Fan Duel Toronto Raptors

A personal goodbye to Kawhi Leonard

Better to have loved and lost, etcetera.

Kawhi Leonard announced he wouldn’t re-sign with the Toronto Raptors on the morning of my wedding. I awoke to the news. I didn’t have the time or emotional energy to think about it. I spent too much of the day of my wedding telling old and new family members no, I don’t really want to talk about it. I absolutely didn’t want to talk about it. I had more important business at hand. But now with the dust settled, and a new regular season about to begin featuring the Raptors as defending champions, it’s time to talk about it.

This summer was the best and luckiest stretch of time of my life. I married my favorite person in the world. And somehow, I found myself as a credentialed media member for all the Raptors’ playoff home games. Simply by temporal similarity, those two things are going to be inextricably linked in my memory for a long time.

Being credentialed for the Raptors, for the first time, during this first season of real success, was unspeakably fortuitous. When all the Toronto media members were moaning after the DJ Augustin game to begin the playoffs, saying same old same old, I was awestruck to even be in attendance. I wrote my Kawhi-Leonard-is-a-basketball-god-unlike-any-previously-employed-in-Toronto gusher after the second game of the playoffs, firing valuable ammunition well before it was necessary. I wrote a love letter to Kyle Lowry after the fifth game of the playoffs. In hindsight, it was clear that my positivity – even thought the Raptors were playing well and clearly about to win a playoff series – was more boisterous than the situation deserved. Blame the fact that I was mesmerized to even be there.

As the playoffs continued, Kawhi Leonard carved his name into the soul of Toronto. He exorcised the demons of Vince Carter and spawned countless murals across the city in one four-bouncing moment. When Leonard dunked the soon-to-be-named MVP Giannis Antetokounmpo into a million broken fragments, I could only compare the moment, and the game that contained it, to one long drug-fueled carnival ride.

The Finals were, for me, eerie, a macrocosm of the spooky moment in game five when Kevin Durant re-injured his leg. It was strange that the Raptors were even in the Finals. It was strange walking into the press room and seeing sports writers whom I’ve idolized for years, and it was even stranger having to compete with them for time with the microphone during post-game media availability. Yet the Raptors won the title, and it meant everything.

Leonard enjoyed his victory lap. From partying with teammates, to the millions of parade attendees, to the self-aware laugh during the parade speech, the Board Man seemed as natural to Toronto as TTC closures in the summer time.

And then he left.

It’s ok to be upset about that. I am. The 2018-19 playoffs, for Raptors fans, was idyllic. It was already too good to be true after the Philadelphia series, and then the Raptors kept on making it better. Sports aren’t always more than the game itself, but Kawhi Leonard’s game seemed bigger than basketball, at times.
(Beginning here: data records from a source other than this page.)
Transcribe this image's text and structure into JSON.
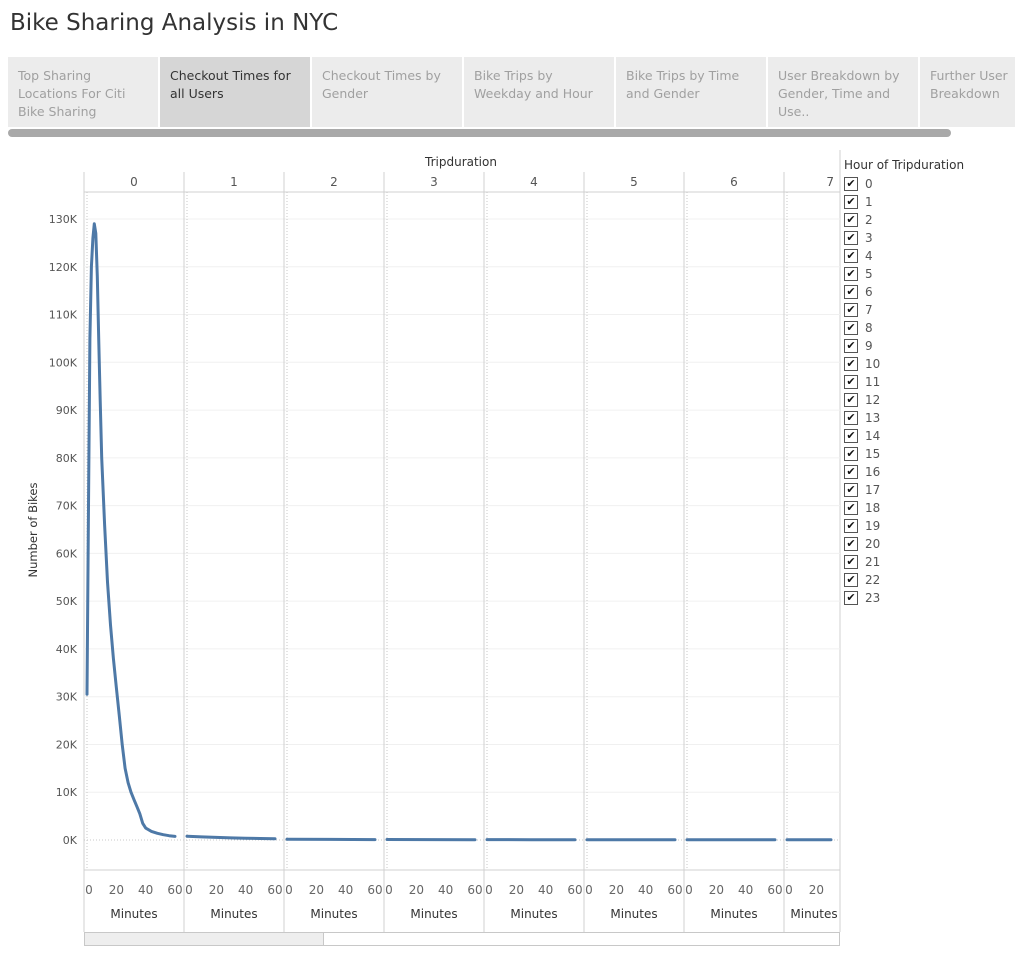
{
  "title": "Bike Sharing Analysis in NYC",
  "tabs": [
    {
      "label": "Top Sharing Locations For Citi Bike Sharing",
      "active": false
    },
    {
      "label": "Checkout Times for all Users",
      "active": true
    },
    {
      "label": "Checkout Times by Gender",
      "active": false
    },
    {
      "label": "Bike Trips by Weekday and Hour",
      "active": false
    },
    {
      "label": "Bike Trips by Time and Gender",
      "active": false
    },
    {
      "label": "User Breakdown by Gender, Time and Use..",
      "active": false
    },
    {
      "label": "Further User Breakdown",
      "active": false
    }
  ],
  "legend": {
    "title": "Hour of Tripduration",
    "items": [
      "0",
      "1",
      "2",
      "3",
      "4",
      "5",
      "6",
      "7",
      "8",
      "9",
      "10",
      "11",
      "12",
      "13",
      "14",
      "15",
      "16",
      "17",
      "18",
      "19",
      "20",
      "21",
      "22",
      "23"
    ]
  },
  "colors": {
    "line": "#4e79a7",
    "active_tab": "#d6d6d6",
    "tab": "#ececec"
  },
  "chart_data": {
    "type": "line",
    "title": "Tripduration",
    "ylabel": "Number of Bikes",
    "xlabel": "Minutes",
    "ylim": [
      0,
      130000
    ],
    "yticks": [
      "0K",
      "10K",
      "20K",
      "30K",
      "40K",
      "50K",
      "60K",
      "70K",
      "80K",
      "90K",
      "100K",
      "110K",
      "120K",
      "130K"
    ],
    "xticks": [
      "0",
      "20",
      "40",
      "60"
    ],
    "xlim": [
      0,
      60
    ],
    "panels": [
      {
        "hour": "0",
        "series": [
          [
            0,
            30500
          ],
          [
            1,
            70000
          ],
          [
            2,
            105000
          ],
          [
            3,
            120000
          ],
          [
            4,
            126000
          ],
          [
            5,
            129000
          ],
          [
            6,
            127000
          ],
          [
            7,
            118000
          ],
          [
            8,
            105000
          ],
          [
            9,
            92000
          ],
          [
            10,
            80000
          ],
          [
            12,
            66000
          ],
          [
            14,
            54000
          ],
          [
            16,
            45000
          ],
          [
            18,
            38000
          ],
          [
            20,
            32000
          ],
          [
            22,
            26000
          ],
          [
            24,
            20000
          ],
          [
            26,
            15000
          ],
          [
            28,
            12000
          ],
          [
            30,
            10000
          ],
          [
            32,
            8500
          ],
          [
            34,
            7000
          ],
          [
            36,
            5500
          ],
          [
            38,
            3500
          ],
          [
            40,
            2500
          ],
          [
            44,
            1800
          ],
          [
            48,
            1400
          ],
          [
            52,
            1100
          ],
          [
            56,
            900
          ],
          [
            60,
            750
          ]
        ]
      },
      {
        "hour": "1",
        "series": [
          [
            0,
            800
          ],
          [
            10,
            650
          ],
          [
            20,
            550
          ],
          [
            30,
            450
          ],
          [
            40,
            380
          ],
          [
            50,
            320
          ],
          [
            60,
            280
          ]
        ]
      },
      {
        "hour": "2",
        "series": [
          [
            0,
            150
          ],
          [
            30,
            120
          ],
          [
            60,
            90
          ]
        ]
      },
      {
        "hour": "3",
        "series": [
          [
            0,
            100
          ],
          [
            30,
            80
          ],
          [
            60,
            70
          ]
        ]
      },
      {
        "hour": "4",
        "series": [
          [
            0,
            80
          ],
          [
            30,
            70
          ],
          [
            60,
            60
          ]
        ]
      },
      {
        "hour": "5",
        "series": [
          [
            0,
            70
          ],
          [
            30,
            60
          ],
          [
            60,
            55
          ]
        ]
      },
      {
        "hour": "6",
        "series": [
          [
            0,
            60
          ],
          [
            30,
            55
          ],
          [
            60,
            50
          ]
        ]
      },
      {
        "hour": "7",
        "series": [
          [
            0,
            55
          ],
          [
            30,
            50
          ],
          [
            60,
            45
          ]
        ]
      }
    ]
  }
}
He did things that no one ever has, and he did them in and for Toronto. Toronto is a city, I shouldn’t need to remind you, that outside of a few blips, hasn’t had a whole lot of sports success for a very long time. Toronto latched onto him. The city offered Leonard free food, drink, housing, and a million other extracurriculars through the Ka’Wine and Dine campaign. The city cheered for Leonard in a way I haven’t seen with another athlete in my lifetime. And Leonard turned it all down. It’s completely understandable that he made a personal choice for himself and his family, but it’s equally understandable that there’s a Kawhi Leonard-shaped hole in the heart of Toronto.

As for me, Leonard’s departure coincided with the happiest day of my life. I didn’t have time to mourn his departure, was too emotionally invested in myself to react to basketball news with any real intensity. In other words, I was sort of forced into looking at the whole thing with perspective.

Leonard’s time in Toronto was the sports equivalent of a shooting star: a flash of awesome brilliance, extinguished before viewers are ready. It always had a shimmering, too-good-to-be-true quality. I’m still shocked at my good fortune to have covered the 2018-19 Toronto Raptors. And though I will continue to write about the Raptors, I will almost certainly never have a chance to cover a team like that again. The 2019-20 Raptors are exciting, of course, and there’s countless narratives deserving of coverage and attention, but it’s unlikely that this team will win a championship this season. That’s the reality of Leonard’s departure. Even if the Raptors shock the world again, the franchise can only win its first championship once. Point being, no matter what happens in the future, 2018-19 was unique.

My first real season writing about the team was more than I could have imagined. The team and its players, the franchise and its fans, combined to offer more thrill and intrigue than the final season of Breaking Bad. The season ended with ultimate success, which was followed almost immediately with unexpected hurt. Seriously, the plot was so tight it could have been directed by Scorsese. And like the franchise itself, I can only have one first season covering the Raptors.

Kawhi Leonard’s gone, and I’m sad about that, and my family tried its best to use that fact to derail my wedding. But mostly, I’m just grateful that I got a chance to write about him in the first place.